Currently, Mount Omine and Mount Ushiro in Okayama
Prefecture maintain a permanent ban on women, while others, including
Mount Ishizuchi in Shikoku, ban women on certain days of the year, she
said.
While most temples and followers in the area oppose
lifting the ban, Tainen Miyagi, second head priest at Shogoin, another
influential temple in Kyoto, said it should be lifted.
"In the Meiji Era (1868-1912), all religious strictures
on Mount Omine -- the ban on women and alcohol, and other sacrifices,
including abstaining from eating fish and meat -- were strictly
followed," he said.
"Now, only the ban on women persists, while more and
more women are engaged in strenuous ascetic training. We can no longer
say no to one side."
But Mitsuru Inose of the industry and tourism department
of the Tenkawa village office, located on Mount Omine, said the ban is
a religious precept that cannot be violated.
"This is something we cannot touch because it's a
religious matter. The citizens' group is completely dismissing the rule
of a religion that dates back 1,300 years," he said.
Minamoto claimed, however, that it is clear the ban is
not based on religion.
"Years ago, there were also restrictions on men -- that
only those under ascetic training could enter the holy areas. Now, any
man is allowed in," she said.
One reason for the ban is the "impurity" associated with
the shedding of blood during childbirth and menstruation, while women
are also said to distract men's ascetic training -- indicating they are
primarily seen as sex objects, she added.
Women are also banned from the Mount Atos heritage site
in Greece. While the European Parliament adopted a resolution in 2003
stating that the ban runs counter to the equality of gender and
people's right to move freely in the EU, priests rejected these claims
on the grounds that the government granted the area autonomy in 1926.

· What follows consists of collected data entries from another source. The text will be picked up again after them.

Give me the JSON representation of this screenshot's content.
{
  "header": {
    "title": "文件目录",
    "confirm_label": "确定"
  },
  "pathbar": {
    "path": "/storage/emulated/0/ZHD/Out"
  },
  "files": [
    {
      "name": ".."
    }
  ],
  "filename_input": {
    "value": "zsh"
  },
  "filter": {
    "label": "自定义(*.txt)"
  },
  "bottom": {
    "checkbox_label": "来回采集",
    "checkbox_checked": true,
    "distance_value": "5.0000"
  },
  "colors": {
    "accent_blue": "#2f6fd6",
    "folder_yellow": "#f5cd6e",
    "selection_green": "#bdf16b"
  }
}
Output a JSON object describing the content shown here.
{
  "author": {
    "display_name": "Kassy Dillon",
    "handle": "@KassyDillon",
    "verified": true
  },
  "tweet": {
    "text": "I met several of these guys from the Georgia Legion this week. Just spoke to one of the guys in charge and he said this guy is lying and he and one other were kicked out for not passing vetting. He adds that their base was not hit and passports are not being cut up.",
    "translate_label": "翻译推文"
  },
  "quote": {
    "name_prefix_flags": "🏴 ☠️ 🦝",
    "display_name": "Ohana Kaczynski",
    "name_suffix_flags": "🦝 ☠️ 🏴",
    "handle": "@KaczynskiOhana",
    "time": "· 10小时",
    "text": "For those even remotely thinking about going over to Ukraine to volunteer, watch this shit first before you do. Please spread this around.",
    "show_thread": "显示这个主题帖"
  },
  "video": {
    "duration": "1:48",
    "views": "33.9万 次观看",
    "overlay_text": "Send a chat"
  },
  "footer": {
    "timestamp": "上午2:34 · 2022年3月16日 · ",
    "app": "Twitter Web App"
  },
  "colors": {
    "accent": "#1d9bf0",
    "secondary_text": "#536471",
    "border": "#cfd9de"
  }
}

Karalyn Schenk of the UNESCO head office in Paris said
UNESCO does not require or guarantee that all sites have unrestricted
access.
"Some sites have limited access for spiritual reasons,
which are often important to the universal value of the site," she said
in an e-mail, adding that parts of the Kakadu National Park in
Australia features areas that are accessible only to initiated men,
while other areas are only accessible to women.
Yasunari Tanaka, an official at the Cultural Affairs
Agency, said the site matches the UNESCO criteria of having an
outstanding universal value and that it can be adequately preserved by
the state, which are the main issues.
"Its purpose is not to lure tourists," he said.